Economist, Walter Williams, had started working a job gaining much needed experience at the age of 13. Consider this, jobs are demanding higher levels of the following: education, experience, and involvement in projects or ventures beyond the workplace. How is it then that we find ourselves demanding that the minimum possible payment allowed by employers be a "living wage"? On paper at the very least, this seems to be paradoxical. The market demands citizens with higher productivity and competence, yet we have a government that prohibits the individual from being a competitive candidate. After all, what if Williams was a 13 year-old who only earned that job because he was willing to accept cheaper pay? Well paying jobs for people without any work experience is supposed to be earned, not bestowed via judicial intervention. This precisely illuminates what I believe to be the second and last major group to shoulder the woes of a rapid shift in how much employers are required to pay their employees.
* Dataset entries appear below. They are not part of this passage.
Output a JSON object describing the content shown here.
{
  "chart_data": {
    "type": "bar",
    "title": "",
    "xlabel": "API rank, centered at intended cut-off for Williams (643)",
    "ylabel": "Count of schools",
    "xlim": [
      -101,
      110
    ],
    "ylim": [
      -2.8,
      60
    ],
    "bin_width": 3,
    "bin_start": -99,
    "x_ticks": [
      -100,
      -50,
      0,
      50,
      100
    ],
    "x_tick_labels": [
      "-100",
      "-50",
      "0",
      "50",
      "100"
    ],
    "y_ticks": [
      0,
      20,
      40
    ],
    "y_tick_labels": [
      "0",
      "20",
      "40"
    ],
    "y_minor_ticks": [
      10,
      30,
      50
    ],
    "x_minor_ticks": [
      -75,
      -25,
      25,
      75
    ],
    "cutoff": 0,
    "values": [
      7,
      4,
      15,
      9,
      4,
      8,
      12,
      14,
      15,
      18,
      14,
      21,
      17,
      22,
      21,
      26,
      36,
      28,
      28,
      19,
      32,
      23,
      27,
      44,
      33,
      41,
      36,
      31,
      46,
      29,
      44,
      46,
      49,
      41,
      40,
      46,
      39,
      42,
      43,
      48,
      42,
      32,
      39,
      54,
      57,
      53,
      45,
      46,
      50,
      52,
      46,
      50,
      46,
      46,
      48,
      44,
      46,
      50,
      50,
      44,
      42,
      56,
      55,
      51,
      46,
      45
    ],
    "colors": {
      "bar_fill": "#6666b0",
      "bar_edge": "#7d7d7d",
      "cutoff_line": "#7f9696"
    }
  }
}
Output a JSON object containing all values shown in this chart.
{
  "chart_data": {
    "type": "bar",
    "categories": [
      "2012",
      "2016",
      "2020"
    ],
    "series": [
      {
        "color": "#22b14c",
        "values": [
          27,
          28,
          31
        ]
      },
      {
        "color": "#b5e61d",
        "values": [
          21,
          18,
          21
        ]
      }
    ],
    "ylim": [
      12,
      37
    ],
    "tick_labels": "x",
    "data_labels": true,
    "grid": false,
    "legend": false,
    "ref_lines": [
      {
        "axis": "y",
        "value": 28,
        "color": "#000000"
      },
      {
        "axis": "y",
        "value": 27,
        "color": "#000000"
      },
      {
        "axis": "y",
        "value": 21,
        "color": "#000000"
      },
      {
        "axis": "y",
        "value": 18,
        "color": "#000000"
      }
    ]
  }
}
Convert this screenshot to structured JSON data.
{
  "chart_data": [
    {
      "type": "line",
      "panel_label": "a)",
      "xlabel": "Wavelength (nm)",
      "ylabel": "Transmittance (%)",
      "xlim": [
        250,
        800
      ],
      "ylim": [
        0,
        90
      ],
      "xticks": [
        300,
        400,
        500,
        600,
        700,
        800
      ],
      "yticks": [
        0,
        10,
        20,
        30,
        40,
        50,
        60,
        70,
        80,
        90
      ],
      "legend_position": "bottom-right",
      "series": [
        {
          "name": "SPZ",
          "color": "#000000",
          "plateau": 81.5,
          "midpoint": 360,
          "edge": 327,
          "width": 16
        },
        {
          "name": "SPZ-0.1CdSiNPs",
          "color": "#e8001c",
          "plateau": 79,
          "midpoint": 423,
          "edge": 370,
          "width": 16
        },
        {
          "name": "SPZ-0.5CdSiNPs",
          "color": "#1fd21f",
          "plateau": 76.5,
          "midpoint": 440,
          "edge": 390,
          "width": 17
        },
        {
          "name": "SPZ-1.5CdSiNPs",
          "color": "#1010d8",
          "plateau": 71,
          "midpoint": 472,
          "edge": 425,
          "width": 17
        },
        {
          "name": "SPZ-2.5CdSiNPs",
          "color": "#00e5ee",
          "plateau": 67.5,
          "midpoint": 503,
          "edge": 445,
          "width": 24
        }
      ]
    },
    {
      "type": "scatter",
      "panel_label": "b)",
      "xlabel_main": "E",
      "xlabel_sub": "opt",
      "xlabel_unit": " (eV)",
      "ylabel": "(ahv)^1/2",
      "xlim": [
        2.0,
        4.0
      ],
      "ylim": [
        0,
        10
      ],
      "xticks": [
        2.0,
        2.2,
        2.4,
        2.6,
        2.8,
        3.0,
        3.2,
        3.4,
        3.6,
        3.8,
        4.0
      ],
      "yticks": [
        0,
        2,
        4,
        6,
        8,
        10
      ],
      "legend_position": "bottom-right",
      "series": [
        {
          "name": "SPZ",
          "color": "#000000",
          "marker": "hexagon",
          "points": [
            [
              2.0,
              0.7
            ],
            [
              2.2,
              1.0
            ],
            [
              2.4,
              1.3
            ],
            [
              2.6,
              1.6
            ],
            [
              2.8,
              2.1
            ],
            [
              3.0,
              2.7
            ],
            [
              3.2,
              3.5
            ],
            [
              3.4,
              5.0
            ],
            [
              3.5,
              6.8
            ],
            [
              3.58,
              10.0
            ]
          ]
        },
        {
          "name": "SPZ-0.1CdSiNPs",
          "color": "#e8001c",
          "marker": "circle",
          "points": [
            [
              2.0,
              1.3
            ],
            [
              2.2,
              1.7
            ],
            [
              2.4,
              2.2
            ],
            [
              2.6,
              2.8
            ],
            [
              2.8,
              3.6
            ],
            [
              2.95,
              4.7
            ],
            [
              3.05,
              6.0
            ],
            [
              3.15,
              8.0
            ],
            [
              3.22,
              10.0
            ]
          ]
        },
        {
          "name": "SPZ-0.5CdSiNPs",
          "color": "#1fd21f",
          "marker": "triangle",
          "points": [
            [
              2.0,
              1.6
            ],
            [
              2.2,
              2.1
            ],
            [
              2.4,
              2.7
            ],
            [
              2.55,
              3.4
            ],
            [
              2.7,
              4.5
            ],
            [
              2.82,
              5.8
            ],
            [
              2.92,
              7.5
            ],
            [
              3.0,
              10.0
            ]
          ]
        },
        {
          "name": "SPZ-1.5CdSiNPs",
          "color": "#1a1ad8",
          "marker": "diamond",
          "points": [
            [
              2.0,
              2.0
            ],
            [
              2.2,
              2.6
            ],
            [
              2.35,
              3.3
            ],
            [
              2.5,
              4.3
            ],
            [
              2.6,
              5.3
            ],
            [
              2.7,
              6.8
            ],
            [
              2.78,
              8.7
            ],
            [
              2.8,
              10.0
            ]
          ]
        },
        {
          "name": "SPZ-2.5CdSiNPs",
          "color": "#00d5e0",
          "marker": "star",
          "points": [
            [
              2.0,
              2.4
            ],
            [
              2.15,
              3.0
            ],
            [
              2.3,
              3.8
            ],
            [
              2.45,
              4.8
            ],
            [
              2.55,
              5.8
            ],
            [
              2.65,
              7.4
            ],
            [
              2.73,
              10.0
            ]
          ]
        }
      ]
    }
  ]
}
To those of you who have had periods in your life where paychecks vanish the moment you receive them, to those who see two paychecks vanish before you even have the time to invest working-hours into the first, I empathize with you. In this piece, I am not implying that we should do something drastic like refusing to pay taxes or resort to primal behaviors of a tribe. More so, I wanted to communicate what I believe to be is a flawed idea still permeating the space of economics in this country. We are responsible with protecting our small businesses, and young minds. We are responsible for building a terrain which promotes freedom, and sovereignty. Our current economic logic suggests that we suppress the success of our small family, and locally owned businesses for the sake of Americans who do not share the same geographic elements which shape our local market. It expects us to happily accept responsibility for the actions (for better, or worse) of states, cities, or towns in areas whom may, or may not be efficient/effective. Trust me when I say this, we have a problem and it needs to be solved, and it starts when we realize that I don't deserve $15.00 to cut pepperoni.